27 января Россия отмечает 75 годовщину снятия блокады Ленинграда.
Карельская художница Екатерина Пехова пережила блокаду. Предлагаем вам прочитать её воспоминания об этих страшных днях. Воспоминания о блокаде и о мирной довоенной жизни соединились и в триптихе Е.Пеховой, который находится в Фондах музея ИЗО РК.
Отрывки из книги «Народный художник Карелии. Екатерина Пехова» (Инсан. Москва. 2008), из главы «О ленинградской блокаде»:
«Я была ребенком и не помню особой тревоги на нашем Кировском проспекте в первый месяц войны. Все время светило солнце. Помню 3-е июля — собралась огромная толпа слушать Сталина. Громкоговоритель висел на Кировском недалеко от нашей улицы. Когда раздалось «братья и сестры». все заплакали — сказано это было проникновенно и трагично. разошлась толпа успокоенной — Сталин сказал, что враг будет разбит, значит, враг будет разбит».
«Трудно было их (мебель — прим.ред.) пилить, ломать, двигать. Это был нечеловеческий труд, но самое легкое, что можно было сжечь — книги — мы не сожгли ни одной. Книги нас и спасли — мы были потомственными книжниками. Мы все время читали. Я не расставалась с карандашом — рисовала и рисовала все, что было в моем недолгом лучезарном детстве. Это и есть тема моего блокадного триптиха — то, что было до войны — по левую и правую сторону, и в центре — мрачное сегодня.
Сейчас, когда я стала старухой и детство придвинулось ко мне, я вспоминаю и вижу — почти постоянно топится буржуйка, раскаленная труба, постоянно кипит закопченный чайник, и мы с эмалированными кружками, полными кипятка, в руках (в эмалированных дольше держится тепло). На буржуйке три раза в день сушится хлеб, который отец не давал нам с мамой съесть сразу, а делил на микроскопические 3 доли — на утро, день и вечер. Это тоже нас спасло.»
«Меня на улицу одну не выпускали — боялись людоедства, что оно было и в большом количестве — не секрет.»

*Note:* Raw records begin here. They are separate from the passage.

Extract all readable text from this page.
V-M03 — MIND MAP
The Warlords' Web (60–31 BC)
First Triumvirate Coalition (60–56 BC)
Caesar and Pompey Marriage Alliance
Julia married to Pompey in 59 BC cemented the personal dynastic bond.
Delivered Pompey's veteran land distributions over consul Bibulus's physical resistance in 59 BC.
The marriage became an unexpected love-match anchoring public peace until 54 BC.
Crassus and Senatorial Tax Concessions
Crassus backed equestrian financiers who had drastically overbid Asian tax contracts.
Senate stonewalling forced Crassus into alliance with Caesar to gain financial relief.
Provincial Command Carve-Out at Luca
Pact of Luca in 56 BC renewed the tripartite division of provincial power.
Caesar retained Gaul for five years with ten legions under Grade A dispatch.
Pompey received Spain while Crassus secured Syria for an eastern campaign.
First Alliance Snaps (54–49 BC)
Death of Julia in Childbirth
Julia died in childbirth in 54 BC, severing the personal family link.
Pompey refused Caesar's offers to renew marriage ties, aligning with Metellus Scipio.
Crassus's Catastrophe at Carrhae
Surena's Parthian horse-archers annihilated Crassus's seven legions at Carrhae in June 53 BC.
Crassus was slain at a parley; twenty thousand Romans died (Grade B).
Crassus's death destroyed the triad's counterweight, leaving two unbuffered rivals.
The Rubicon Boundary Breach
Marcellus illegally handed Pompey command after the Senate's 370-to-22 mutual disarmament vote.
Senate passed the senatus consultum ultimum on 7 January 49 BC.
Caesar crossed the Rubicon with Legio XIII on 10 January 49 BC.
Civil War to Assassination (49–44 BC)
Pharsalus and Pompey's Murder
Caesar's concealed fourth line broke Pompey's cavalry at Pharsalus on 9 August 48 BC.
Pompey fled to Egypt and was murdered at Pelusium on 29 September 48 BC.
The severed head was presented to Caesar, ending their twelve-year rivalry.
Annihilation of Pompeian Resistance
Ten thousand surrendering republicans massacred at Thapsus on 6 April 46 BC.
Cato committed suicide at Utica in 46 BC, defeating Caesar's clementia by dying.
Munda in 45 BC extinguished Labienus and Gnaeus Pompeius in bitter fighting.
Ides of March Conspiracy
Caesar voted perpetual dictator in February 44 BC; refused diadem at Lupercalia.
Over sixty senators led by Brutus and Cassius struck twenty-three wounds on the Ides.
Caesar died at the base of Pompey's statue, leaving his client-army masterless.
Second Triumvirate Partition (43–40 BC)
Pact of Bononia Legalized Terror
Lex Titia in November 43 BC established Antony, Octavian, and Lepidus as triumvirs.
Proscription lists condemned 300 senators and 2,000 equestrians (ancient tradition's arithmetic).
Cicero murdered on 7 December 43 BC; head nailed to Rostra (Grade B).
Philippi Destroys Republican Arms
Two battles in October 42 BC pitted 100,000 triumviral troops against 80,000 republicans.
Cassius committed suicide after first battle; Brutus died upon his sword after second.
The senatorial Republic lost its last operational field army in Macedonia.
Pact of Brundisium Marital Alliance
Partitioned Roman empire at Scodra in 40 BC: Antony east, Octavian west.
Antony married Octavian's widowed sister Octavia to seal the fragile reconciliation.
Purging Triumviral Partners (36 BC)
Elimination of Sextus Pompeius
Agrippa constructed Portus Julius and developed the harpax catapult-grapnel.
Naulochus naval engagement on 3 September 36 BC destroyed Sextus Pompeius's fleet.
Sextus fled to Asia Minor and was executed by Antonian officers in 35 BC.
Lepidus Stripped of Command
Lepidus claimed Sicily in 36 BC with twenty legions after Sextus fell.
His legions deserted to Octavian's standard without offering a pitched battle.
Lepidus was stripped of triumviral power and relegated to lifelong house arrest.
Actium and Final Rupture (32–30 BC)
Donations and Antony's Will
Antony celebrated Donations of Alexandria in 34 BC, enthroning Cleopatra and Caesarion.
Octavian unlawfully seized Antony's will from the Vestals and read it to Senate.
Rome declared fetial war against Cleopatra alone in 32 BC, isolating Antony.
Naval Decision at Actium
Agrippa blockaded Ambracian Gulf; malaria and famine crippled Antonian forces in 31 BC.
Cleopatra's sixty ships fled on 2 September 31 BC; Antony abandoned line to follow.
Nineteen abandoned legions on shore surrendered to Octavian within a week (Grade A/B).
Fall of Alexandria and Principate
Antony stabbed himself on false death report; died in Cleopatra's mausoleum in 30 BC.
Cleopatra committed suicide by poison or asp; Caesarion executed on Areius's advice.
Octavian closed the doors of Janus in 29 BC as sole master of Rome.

«Вымерла семья Дыкас у нас за стеной ванной (во время блокады семья Е.Пеховой обосновалась в большой ванной комнате своей огромной квартиры в особняке Шаляпина, остальные комнаты постепенно заселялись беженцами и погорельцами — прим.ред.). Осенью и в начале зимы мы все время слышали музыку, сидя вокруг буржуйки, — касы были музыканты. Мать — преподавательница Консерватории, 2 сына — скрипач и виолончелист. Какая великолепная музыка звучала! Вначале замолкла скрипка, потом — виолончель, все реже и реже слышался рояль. мы поняли — они все умерли».
«Меня раздражает, когда говорят «великий подвиг ленинградцев». Эту фразу и последующие слюни на эту тему придумали и вели в обиход резвые представители второй древнейшей профессии. Мы просто были загнаны в мышеловку.»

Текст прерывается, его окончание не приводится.